- Born: 19 September 1944 Mékambo, Gabon
- Died: 22 April 2017 (aged 72) Libreville, Gabon
- Occupations: Writer, English teacher, Administrator
- Writing career
- Notable work: Histoire d'un enfant trouvé

= Robert Zotoumbat =

Gabonese writer and teacher

Robert Zotoumbat (born 19 September 1944 in Mékambo, Gabon; died 22 April 2017 in Libreville) was a Gabonese writer, often regarded as either the first Gabonese novelist or a precursor of Gabonese novels.

==Biography==
Robert Zotoumbat was born on 19 September 1944 in Mékambo, Gabon. After completing his studies, he became an English teacher and later took on administrative roles within private Protestant education as the director of secondary education. In 1971, he published Histoire d'un enfant trouvé. This 58-page autobiographical account tells the story of Ngoye, a child orphaned by famine in 1905. As a "moana-wa-za," or "child of the famine," Ngoye is adopted by a wealthy merchant, Mboula, but is mistreated by Mboula's wife, who acts like a wicked stepmother. Ngoye embarks on a quest to learn about his origins. Histoire d'un enfant trouvé is frequently considered the first Gabonese novel by some specialists in African literary history and the media. Robert Zotoumbat died in 2017. Jean-Léonard Nguéma Ondo, in an article on the history of the Gabonese novel, refers to him as "the precursor of the Gabonese novel and its successors from the 1980s generation."

==Work==
The literary genre of Histoire d'un enfant trouvé is subject to debate, with several specialists disputing its status as a novel. Ludovic Emane Obiang notes that the text vacillates between the genre of a short story and a tale but considers that, despite its weaknesses, it is the first Gabonese text resembling a novel. Nguéma Ondo argues that the text uses more techniques from the tale genre.

===Works===
- 1971: Histoire d'un enfant trouvé.
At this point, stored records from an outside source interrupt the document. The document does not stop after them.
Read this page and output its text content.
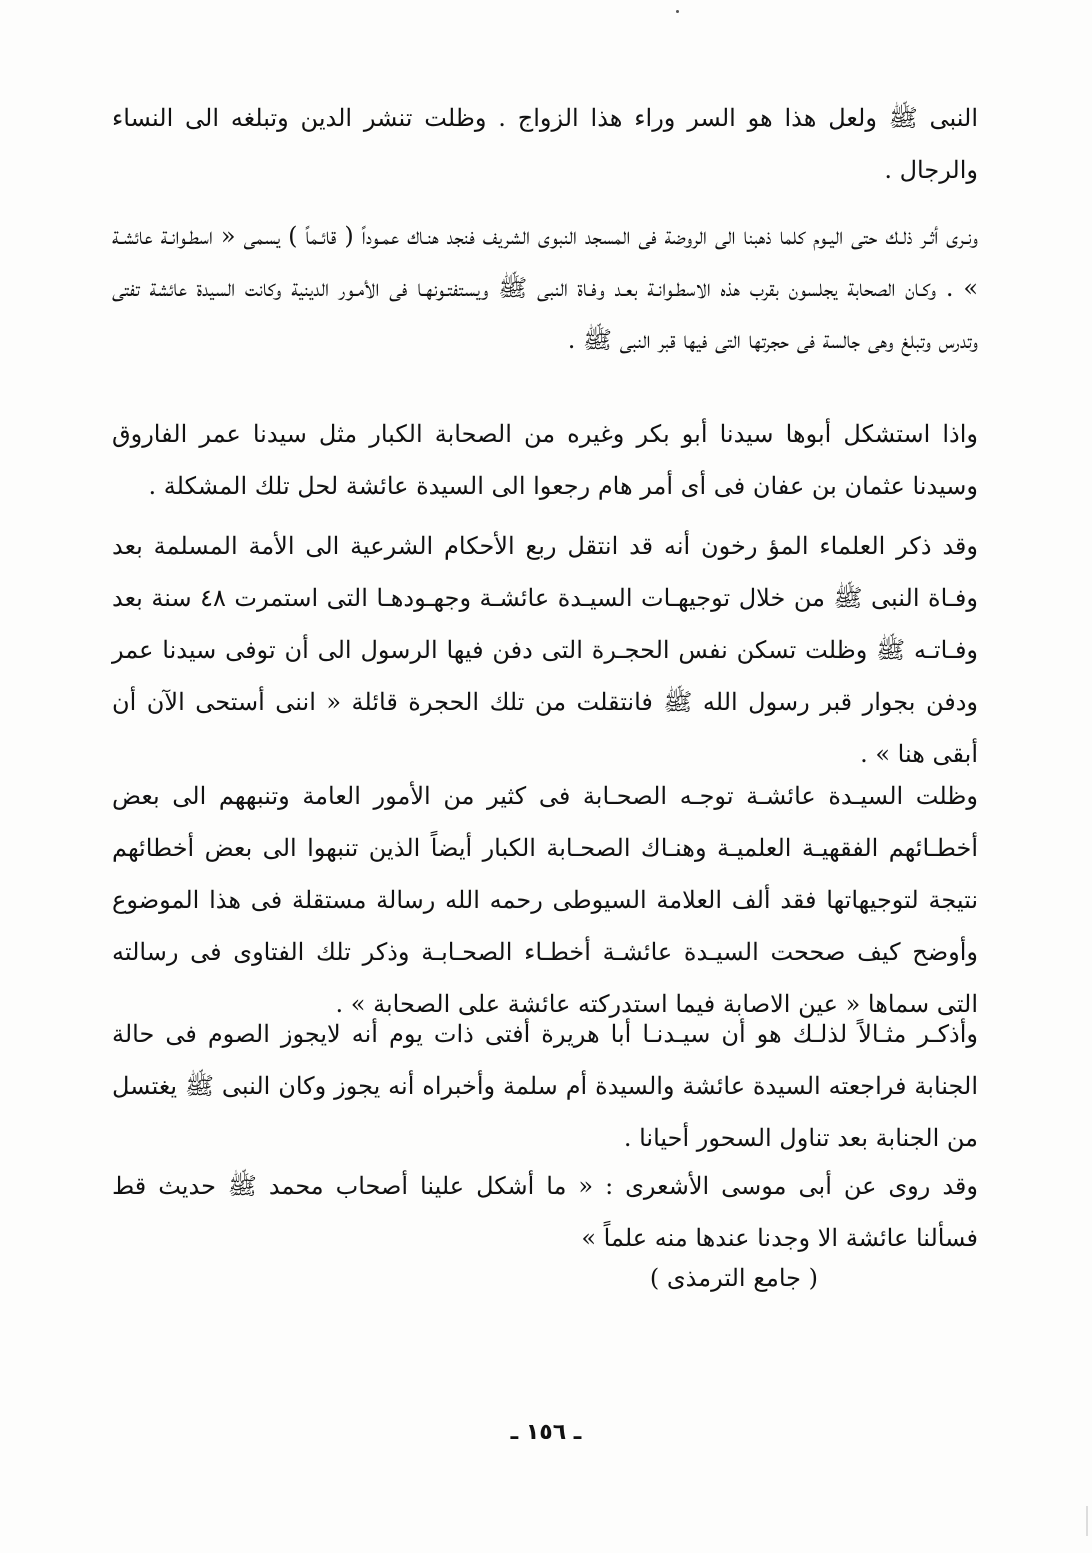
النبى ﷺ ولعل هذا هو السر وراء هذا الزواج . وظلت تنشر الدين وتبلغه الى النساء والرجال .

ونـرى أثـر ذلـك حتى اليـوم كلما ذهبنا الى الروضة فى المسجد النبوى الشريف فنجد هنـاك عمـوداً ( قائـماً ) يسمى « اسطـوانـة عائشـة » . وكـان الصحابة يجلسون بقرب هذه الاسطـوانـة بعـد وفـاة النبى ﷺ ويستفتـونهـا فى الأمـور الدينية وكانت السيدة عائشة تفتى وتدرس وتبلغ وهى جالسة فى حجرتها التى فيها قبر النبى ﷺ .

واذا استشكل أبوها سيدنا أبو بكر وغيره من الصحابة الكبار مثل سيدنا عمر الفاروق وسيدنا عثمان بن عفان فى أى أمر هام رجعوا الى السيدة عائشة لحل تلك المشكلة .

وقد ذكر العلماء المؤ رخون أنه قد انتقل ربع الأحكام الشرعية الى الأمة المسلمة بعد وفـاة النبى ﷺ من خلال توجيهـات السيـدة عائشـة وجهـودهـا التى استمرت ٤٨ سنة بعد وفـاتـه ﷺ وظلت تسكن نفس الحجـرة التى دفن فيها الرسول الى أن توفى سيدنا عمر ودفن بجوار قبر رسول الله ﷺ فانتقلت من تلك الحجرة قائلة « اننى أستحى الآن أن أبقى هنا » .

وظلت السيـدة عائشـة توجـه الصحـابة فى كثير من الأمور العامة وتنبههم الى بعض أخطـائهم الفقهيـة العلميـة وهنـاك الصحـابة الكبار أيضاً الذين تنبهوا الى بعض أخطائهم نتيجة لتوجيهاتها فقد ألف العلامة السيوطى رحمه الله رسالة مستقلة فى هذا الموضوع وأوضح كيف صححت السيـدة عائشـة أخطـاء الصحـابـة وذكر تلك الفتاوى فى رسالته التى سماها « عين الاصابة فيما استدركته عائشة على الصحابة » .

وأذكـر مثـالاً لذلـك هو أن سيـدنـا أبا هريرة أفتى ذات يوم أنه لايجوز الصوم فى حالة الجنابة فراجعته السيدة عائشة والسيدة أم سلمة وأخبراه أنه يجوز وكان النبى ﷺ يغتسل من الجنابة بعد تناول السحور أحيانا .

وقد روى عن أبى موسى الأشعرى : « ما أشكل علينا أصحاب محمد ﷺ حديث قط فسألنا عائشة الا وجدنا عندها منه علماً »

( جامع الترمذى )
ـ ١٥٦ ـ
Yaoundé, Éditions CLE. Reissued in Libreville, Gabon, Maison gabonaise du livre, 2007.

==Bibliography==
- Éric Joël Békalé, 50 figures de la littérature gabonaise de 1960 à 2010, Achères, Dagan, 2013. ISBN 978-2-919612-24-6
- Flavien Enongoué and Sylvère Mbondobari (eds.), Terre d’espérance, hommage à Robert Zotoumbat, preface by Emmanuel Issoze Ngondet, Libreville, Gabon, éditions Raponda Walker, 2019, 263 pages.
- Judicaël Gnangui, Statut et dynamique du personnage de l’orphelin dans le roman francophone d’Afrique subsaharienne, doctoral thesis in literatures defended at the University of the Sorbonne Nouvelle - Paris III, 2013. [Read online](https://tel.archives-ouvertes.fr/tel-00968888/document) (Histoire d'un enfant trouvé is one of the seven novels in the corpus of this study.)
- Jean-Léonard Nguéma Ondo, "Le roman gabonais des origines à nos jours", Annales de la Faculté des lettres et sciences humaines de l'Université Omar Bongo, Les Éditions du Silence, No. 12, pp. 103–123. [Read online](https://web.archive.org/web/20170517124205/http://pug-uob.org/pdf/annales/auteurs/roman_gabonais.pdf) (PDF article on the journal's website, preserved on the Internet Archive as of May 17, 2017.)
- Ludovic Emane Obiang, "Voyage au bout du silence", Notre Librairie, Revue des littératures du sud, Actualité littéraire 1998–1999, No. 138-139, September 1999-March 2000, p. 31.